Title: Models Robustness for Simulating Drainage and NO3-N Fluxes

item Jabro, Jalal - Jay
item JABRO, ANN - Robert Morris University

Submitted to: Geophysical Research Abstracts
Publication Type: Abstract Only
Publication Acceptance Date: 2/14/2013
Publication Date: 4/2/2013
Citation: Jabro, J.D., Jabro, A.D. 2013. Models Robustness for Simulating Drainage and NO3-N Fluxes. Geophysical Research Abstracts. Vol. 15, EGU2013-115-1.

Interpretive Summary:

Technical Abstract: Computer models simulate and forecast appropriate agricultural practices to reduce environmental impact. The objectives of this study were to assess and compare robustness and performance ofhree models – LEACHM, NCSWAP, and SOIL-SOILN–for simulating drainage and NO3-N leaching fluxes in an intense pasture system without recalibration. A 3-yr study was conducted on a Hagerstown silt loam to measure drainage and NO3-N fluxes below 1 m depth from N-fertilized orchardgrass using intact core lysimeters. Five N-fertilizer treatments were replicated five times in a randomized complete block experimental design.

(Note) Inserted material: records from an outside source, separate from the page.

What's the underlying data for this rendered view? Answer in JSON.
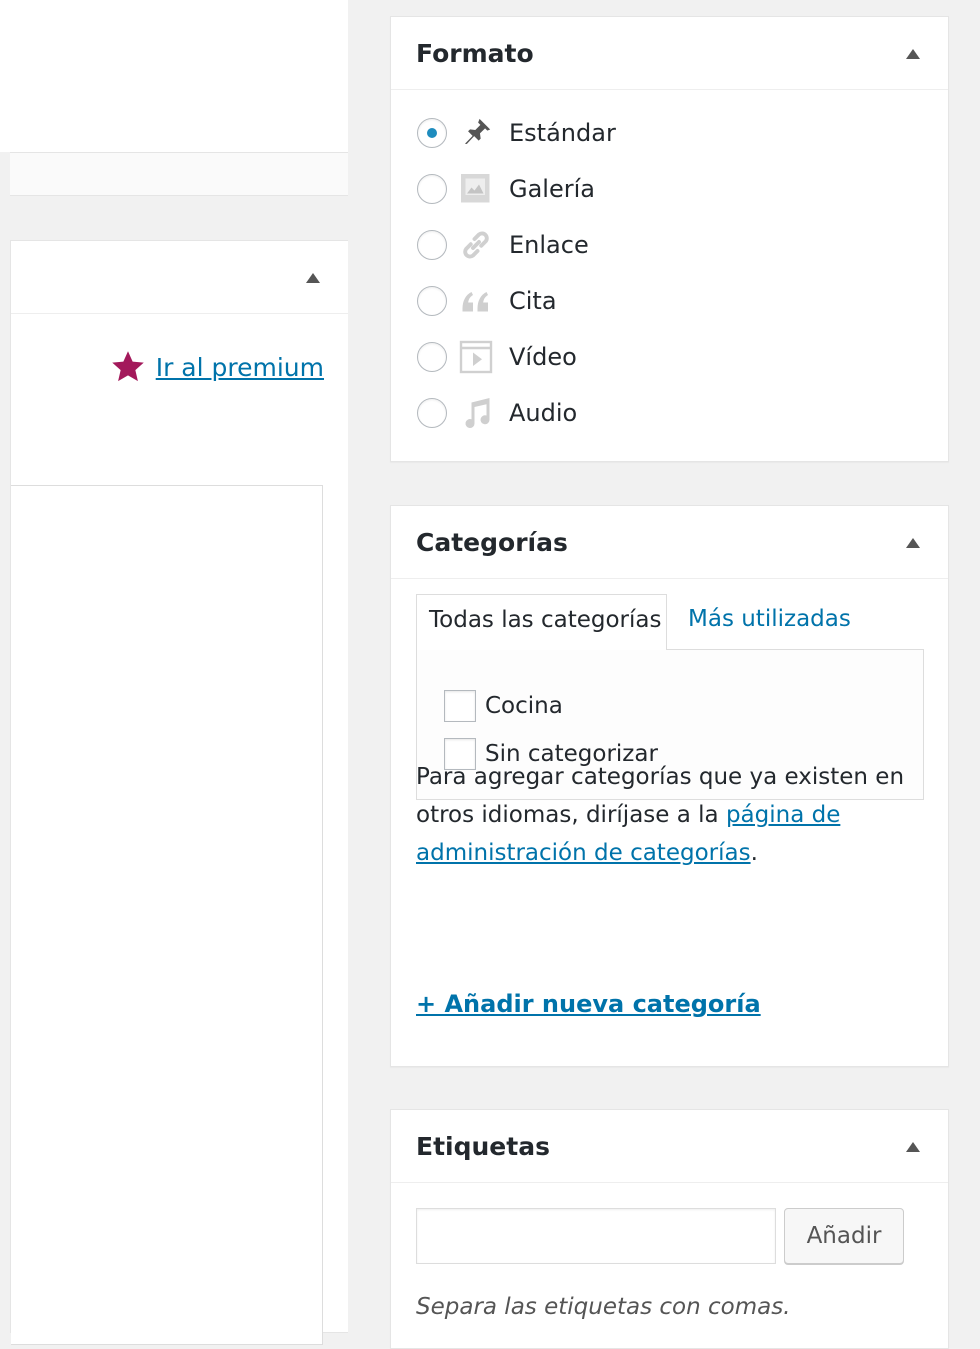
{
  "left": {
    "premium_link": "Ir al premium",
    "star_color": "#a3195b"
  },
  "format": {
    "title": "Formato",
    "options": [
      {
        "label": "Estándar",
        "icon": "pin-icon",
        "checked": true
      },
      {
        "label": "Galería",
        "icon": "gallery-icon",
        "checked": false
      },
      {
        "label": "Enlace",
        "icon": "link-icon",
        "checked": false
      },
      {
        "label": "Cita",
        "icon": "quote-icon",
        "checked": false
      },
      {
        "label": "Vídeo",
        "icon": "video-icon",
        "checked": false
      },
      {
        "label": "Audio",
        "icon": "audio-icon",
        "checked": false
      }
    ]
  },
  "categories": {
    "title": "Categorías",
    "tab_all": "Todas las categorías",
    "tab_most_used": "Más utilizadas",
    "items": [
      {
        "label": "Cocina",
        "checked": false
      },
      {
        "label": "Sin categorizar",
        "checked": false
      }
    ],
    "note_prefix": "Para agregar categorías que ya existen en otros idiomas, diríjase a la ",
    "note_link": "página de administración de categorías",
    "note_suffix": ".",
    "add_new": "+ Añadir nueva categoría"
  },
  "tags": {
    "title": "Etiquetas",
    "input_value": "",
    "add_button": "Añadir",
    "hint": "Separa las etiquetas con comas."
  },
  "colors": {
    "link": "#0073aa",
    "radio_checked": "#1e8cbe",
    "background": "#f1f1f1"
  }
}
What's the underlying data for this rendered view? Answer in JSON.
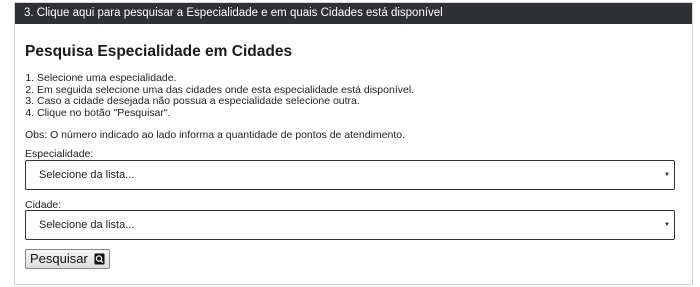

The models were validated under orchardgrass using soil, water and N transformation rate parameters and C pools fractionation derived from a previous study conducted on similar soils under corn. The model efficiency (MEF) of drainage and NO3-N fluxes were 0.53, 0.69 for LEACHM; 0.75, 0.39 for NCSWAP; and 0.94, 0.91for SOIL-SOILN. The models failed to produce reasonable simulations of drainage and NO3-N fluxes in January, February and March due to limited water movement associated with frozen soil and snow accumulation and melt. The differences between simulated and measured NO3-N leaching and among models’ performances may also be related to soil N and C transformation processes embedded in the models These results are a monumental progression in the validation of computer models which will lead to continued diffusion across diverse stakeholders.